In Jumpp, the Court concluded that an employee was not eligible for workers' compensation benefits arising out of an injury he incurred while returning from checking a personal post office box. Id. at 482-84. The Court reached that determination despite the fact that the employee had been checking his personal post office box on a daily basis with his employer's acquiescence. Id. at 475. The Court agreed with our own observation that N.J.S.A. 34:15-36 expressed a "clear legislative mandate sharply curtailing compensability for off-premises accidents[.]" Id. at 482 (quoting Jumpp v. City of Ventnor, 351 N.J. Super. 44, 49 (App. Div. 2001)).
Petitioner argues that Drexel "entwined" Smith's personal graduate studies and teaching assignments to such an extent that traveling for his research fell into the category of him performing his prescribed job duty and, therefore, he should be eligible for workers' compensation. We disagree and conclude there is sufficient credible evidence in the record to support the compensation judge's findings that Smith's injuries did not arise out of or in the course of his employment.
The disposition of the compensation judge is wholly consistent with Jumpp and similar cases under the statute. See, e.g., Chisholm-Cohen v. Cnty. of Ocean, 231 N.J. Super. 348, 352 (App. Div. 1989) (denying coverage to an employee who was injured in her employer's vehicle, where she had driven home for dinner and a change of clothes instead of proceeding directly to an evening training program required by her employer); Walsh v. Ultimate Corp., 231 N.J. Super. 383, 390-91 (App. Div.), certif. denied, 117 N.J. 92 (1989) (denying coverage where an employee died while driving on a sightseeing trip, even though he was heading to a hotel where he planned to do work for his employer); Ward v. Davidowitz, 191 N.J. Super. 518, 523-24 (App. Div. 1983) (denying coverage where an employee was injured while returning to work after a midday lunch break).

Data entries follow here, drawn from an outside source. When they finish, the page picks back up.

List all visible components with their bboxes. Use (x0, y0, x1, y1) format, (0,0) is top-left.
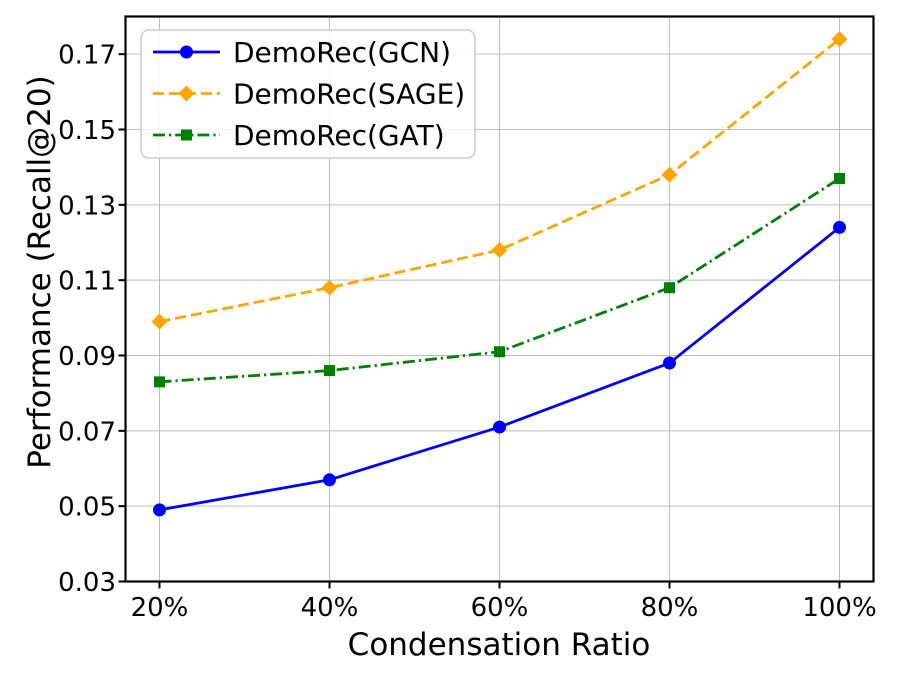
circle-marker (180, 45, 193, 59)
legend-label: DemoRec(GCN) (233, 36, 451, 69)
diamond-marker (491, 242, 508, 259)
diamond-marker (661, 166, 678, 183)
square-marker (834, 172, 845, 184)
x-tick-label: 100% (802, 593, 876, 623)
x-tick-label: 40% (301, 593, 359, 623)
square-marker (154, 376, 165, 388)
square-marker (181, 129, 192, 141)
x-axis-label: Condensation Ratio (347, 627, 651, 663)
y-tick-label: 0.07 (58, 417, 116, 447)
y-tick-label: 0.05 (58, 493, 116, 523)
axis-ticks (118, 53, 841, 589)
y-tick-label: 0.15 (58, 116, 116, 146)
tick-labels: 20% 40% 60% 80% 100% 0.03 0.05 0.07 0.09 0.11 0.13… (58, 41, 877, 623)
x-tick-label: 60% (471, 593, 529, 623)
circle-marker (663, 356, 676, 370)
legend: DemoRec(GCN) DemoRec(SAGE) DemoRec(GAT) (140, 29, 476, 159)
circle-marker (323, 473, 336, 487)
diamond-marker (151, 313, 168, 330)
y-axis-label: Performance (Recall@20) (22, 75, 58, 469)
y-tick-label: 0.03 (58, 568, 116, 598)
legend-box (140, 29, 476, 159)
y-tick-label: 0.11 (58, 267, 116, 297)
square-marker (664, 282, 675, 294)
circle-marker (153, 503, 166, 517)
diamond-marker (831, 31, 848, 48)
series-line (159, 38, 841, 323)
circle-marker (493, 420, 506, 434)
square-marker (494, 346, 505, 358)
plot-border (124, 15, 875, 583)
legend-label: DemoRec(GAT) (233, 119, 445, 152)
square-marker (324, 365, 335, 377)
x-tick-label: 80% (641, 593, 699, 623)
x-tick-label: 20% (131, 593, 189, 623)
y-tick-label: 0.13 (58, 191, 116, 221)
diamond-marker (321, 279, 338, 296)
y-tick-label: 0.09 (58, 342, 116, 372)
series (151, 31, 848, 517)
y-tick-label: 0.17 (58, 41, 116, 71)
diamond-marker (178, 85, 195, 102)
legend-label: DemoRec(SAGE) (233, 78, 465, 111)
circle-marker (833, 220, 846, 234)
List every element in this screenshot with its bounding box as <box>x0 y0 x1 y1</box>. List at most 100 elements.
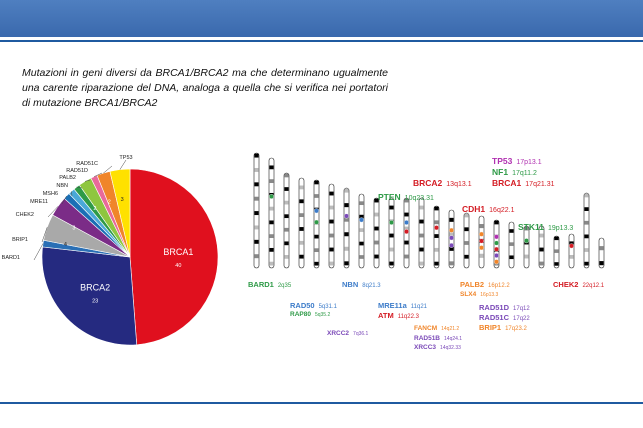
pie-outer-label-rad51c: RAD51C <box>76 161 98 167</box>
gene-locus: 11q21 <box>410 304 428 310</box>
pie-leader-tp53 <box>119 159 127 170</box>
pie-value-rad51c: 2 <box>108 200 111 206</box>
gene-locus: 10q23.31 <box>404 195 434 202</box>
gene-locus: 11q22.3 <box>397 314 419 320</box>
karyogram <box>253 152 605 269</box>
gene-locus: 14q21.2 <box>441 326 460 332</box>
pie-leader-bard1 <box>33 243 44 261</box>
pie-outer-label-rad51d: RAD51D <box>66 168 88 174</box>
gene-name: BRCA1 <box>492 178 522 188</box>
pie-value-brca2: 23 <box>92 299 98 305</box>
gene-locus: 8q21.3 <box>362 283 381 289</box>
chromosome-6 <box>328 183 335 269</box>
chromosome-14 <box>448 209 455 269</box>
gene-name: TP53 <box>492 156 513 166</box>
chromosome-23 <box>583 192 590 269</box>
chromosome-10 <box>388 197 395 269</box>
gene-name: XRCC3 <box>414 344 437 351</box>
pie-outer-label-chek2: CHEK2 <box>16 212 34 218</box>
pie-leader-nbn <box>76 186 83 189</box>
pie-label-brca1: BRCA1 <box>163 247 193 257</box>
chromosome-17 <box>493 219 500 269</box>
pie-outer-label-bard1: BARD1 <box>2 255 20 261</box>
gene-bard1: BARD1 2q35 <box>248 280 291 289</box>
chromosome-15 <box>463 212 470 269</box>
pie-leader-mre11 <box>61 195 67 205</box>
gene-locus: 5q31.1 <box>318 304 337 310</box>
gene-name: BRCA2 <box>413 178 443 188</box>
gene-brip1: BRIP1 17q23.2 <box>479 323 527 332</box>
gene-name: RAD51C <box>479 313 510 322</box>
gene-name: XRCC2 <box>327 330 350 337</box>
chromosome-21 <box>553 235 560 269</box>
gene-tp53: TP53 17p13.1 <box>492 156 542 166</box>
chromosome-2 <box>268 157 275 269</box>
gene-name: ATM <box>378 311 394 320</box>
chromosome-1 <box>253 152 260 269</box>
gene-locus: 17p13.1 <box>516 159 542 166</box>
chromosome-16 <box>478 215 485 269</box>
gene-name: CDH1 <box>462 204 486 214</box>
chromosome-3 <box>283 172 290 269</box>
gene-name: RAP80 <box>290 311 311 318</box>
gene-brca2: BRCA2 13q13.1 <box>413 178 472 188</box>
gene-xrcc3: XRCC3 14q32.33 <box>414 344 461 351</box>
gene-fancm: FANCM 14q21.2 <box>414 325 459 332</box>
pie-leader-chek2 <box>47 206 59 218</box>
gene-locus: 16q22.1 <box>489 207 515 214</box>
gene-rad51b: RAD51B 14q24.1 <box>414 335 462 342</box>
pie-value-brip1: 4 <box>64 242 67 248</box>
gene-rad51c: RAD51C 17q22 <box>479 313 530 322</box>
pie-outer-label-mre11: MRE11 <box>30 199 48 205</box>
gene-locus: 14q32.33 <box>440 345 461 351</box>
gene-locus: 17q23.2 <box>505 326 527 332</box>
gene-locus: 16p12.2 <box>488 283 510 289</box>
pie-leader-palb2 <box>84 179 91 182</box>
gene-rad50: RAD50 5q31.1 <box>290 301 337 310</box>
gene-name: BRIP1 <box>479 323 502 332</box>
pie-value-palb2: 2 <box>93 206 96 212</box>
gene-name: RAD51D <box>479 303 510 312</box>
pie-outer-label-tp53: TP53 <box>119 155 132 161</box>
chromosome-20 <box>538 225 545 269</box>
slide-caption: Mutazioni in geni diversi da BRCA1/BRCA2… <box>22 67 388 109</box>
gene-name: RAD50 <box>290 301 315 310</box>
gene-name: RAD51B <box>414 335 441 342</box>
gene-atm: ATM 11q22.3 <box>378 311 419 320</box>
pie-value-brca1: 40 <box>175 263 181 269</box>
pie-outer-label-brip1: BRIP1 <box>12 237 28 243</box>
gene-locus: 17q12 <box>513 306 530 312</box>
chromosome-4 <box>298 177 305 269</box>
chromosome-8 <box>358 193 365 269</box>
gene-palb2: PALB2 16p12.2 <box>460 280 510 289</box>
gene-chek2: CHEK2 22q12.1 <box>553 280 604 289</box>
gene-name: BARD1 <box>248 280 274 289</box>
gene-name: MRE11a <box>378 301 407 310</box>
top-divider <box>0 40 643 42</box>
gene-name: PALB2 <box>460 280 485 289</box>
bottom-divider <box>0 402 643 404</box>
chromosome-24 <box>598 237 605 269</box>
gene-locus: 19p13.3 <box>548 225 574 232</box>
chromosome-18 <box>508 221 515 269</box>
chromosome-22 <box>568 233 575 269</box>
gene-rap80: RAP80 5q35.2 <box>290 311 330 318</box>
pie-slice-brca2 <box>41 246 138 346</box>
chromosome-9 <box>373 197 380 269</box>
gene-rad51d: RAD51D 17q12 <box>479 303 530 312</box>
gene-locus: 7q36.1 <box>353 331 369 337</box>
gene-nbn: NBN 8q21.3 <box>342 280 381 289</box>
pie-value-tp53: 3 <box>121 197 124 203</box>
gene-name: NF1 <box>492 167 509 177</box>
chromosome-12 <box>418 197 425 269</box>
gene-name: PTEN <box>378 192 401 202</box>
gene-nf1: NF1 17q11.2 <box>492 167 537 177</box>
pie-outer-label-msh6: MSH6 <box>43 191 58 197</box>
gene-mre11a: MRE11a 11q21 <box>378 301 427 310</box>
gene-name: CHEK2 <box>553 280 579 289</box>
chromosome-19 <box>523 225 530 269</box>
gene-brca1: BRCA1 17q21.31 <box>492 178 554 188</box>
gene-xrcc2: XRCC2 7q36.1 <box>327 330 368 337</box>
pie-slice-brca1 <box>129 168 219 346</box>
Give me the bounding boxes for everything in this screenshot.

Smith's Ph.D. program did not require that he work as a teaching assistant. He chose to accept that position in an attempt to offset the cost of the Ph.D. program. Smith used Drexel's vehicle to reach the Pine Barrens for his personal research, not to engage in work as a teaching assistant. Moreover, Smith had no teaching responsibilities the week of the accident because classes were not in session. Therefore, there is sufficient credible evidence to support the conclusion that there was no connection between the accident and Smith's employment.